"A common misconception is snowfall is moisture, but it really takes 10-12 inches of snow to make an inch of true moisture into the ground," said Regional Coordinator Justin Musgraves.
He says even with recent moisture, Lubbock County isn't out of the woods for wildfires.
"You add the wind on top of that it causes snow drifts, so most of the snow was localized to certain areas in your city or county," said Musgraves.
Musgraves says the moisture didn't sink in to the places we need it most.
"The biggest thing to remember right now is that dead grass and dead fuels don't soak up any of that moisture so the first warm days, the first windy days that moisture is gone and we are right back into a dangerous situation," he said.
But in the event of a wildfire, Musgraves says Lubbock has 53 firefighters trained to use a special wildfire truck.
"Be quick to call 911 when there is a fire and let those trained professionals take care of it for you," he said.

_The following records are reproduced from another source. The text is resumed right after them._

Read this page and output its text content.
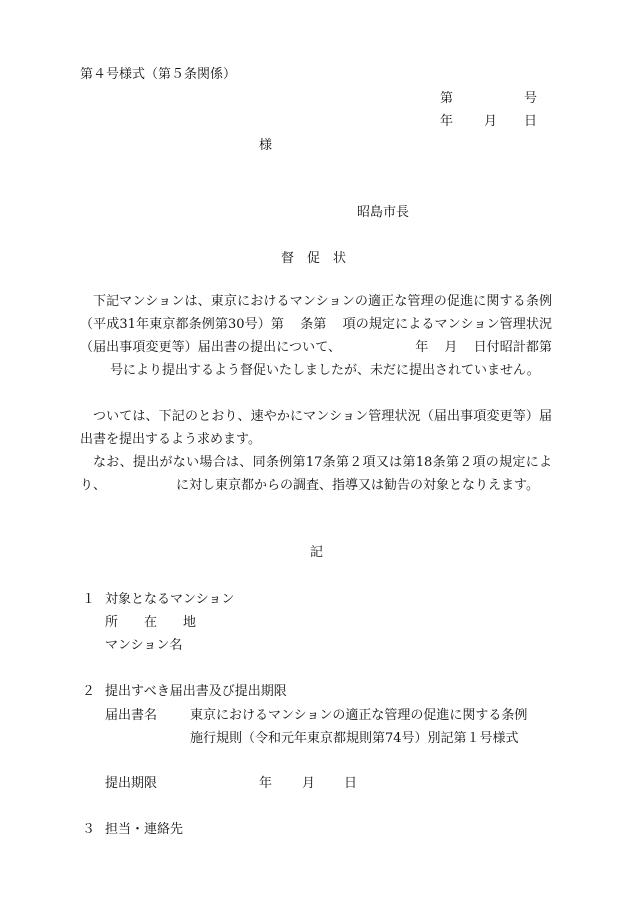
第４号様式（第５条関係）
第	号
年 月 日
様
昭島市長
督　促　状
下記マンションは、東京におけるマンションの適正な管理の促進に関する条例（平成31年東京都条例第30号）第 条第 項の規定によるマンション管理状況（届出事項変更等）届出書の提出について、	年 月 日付昭計都第号により提出するよう督促いたしましたが、未だに提出されていません。
ついては、下記のとおり、速やかにマンション管理状況（届出事項変更等）届出書を提出するよう求めます。
なお、提出がない場合は、同条例第17条第２項又は第18条第２項の規定により、	に対し東京都からの調査、指導又は勧告の対象となりえます。
記
１ 対象となるマンション
所　　在　　地
マンション名
２ 提出すべき届出書及び提出期限
届出書名	東京におけるマンションの適正な管理の促進に関する条例
施行規則（令和元年東京都規則第74号）別記第１号様式
提出期限	年 月 日
３ 担当・連絡先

And he says you can do your part at preventing wildfires. A few tips include: avoid driving or parking on dry grass, never throw a lit cigarette out the window, and be careful when using anything with a spark outdoors.
"Somewhere around 94% of fires are started by humans be it smoking, cooking, welding things like that," said Musgraves.
While today's fire danger is only moderate, Musgraves says in the next few days fire danger will rise as the temperatures get up into the 80s.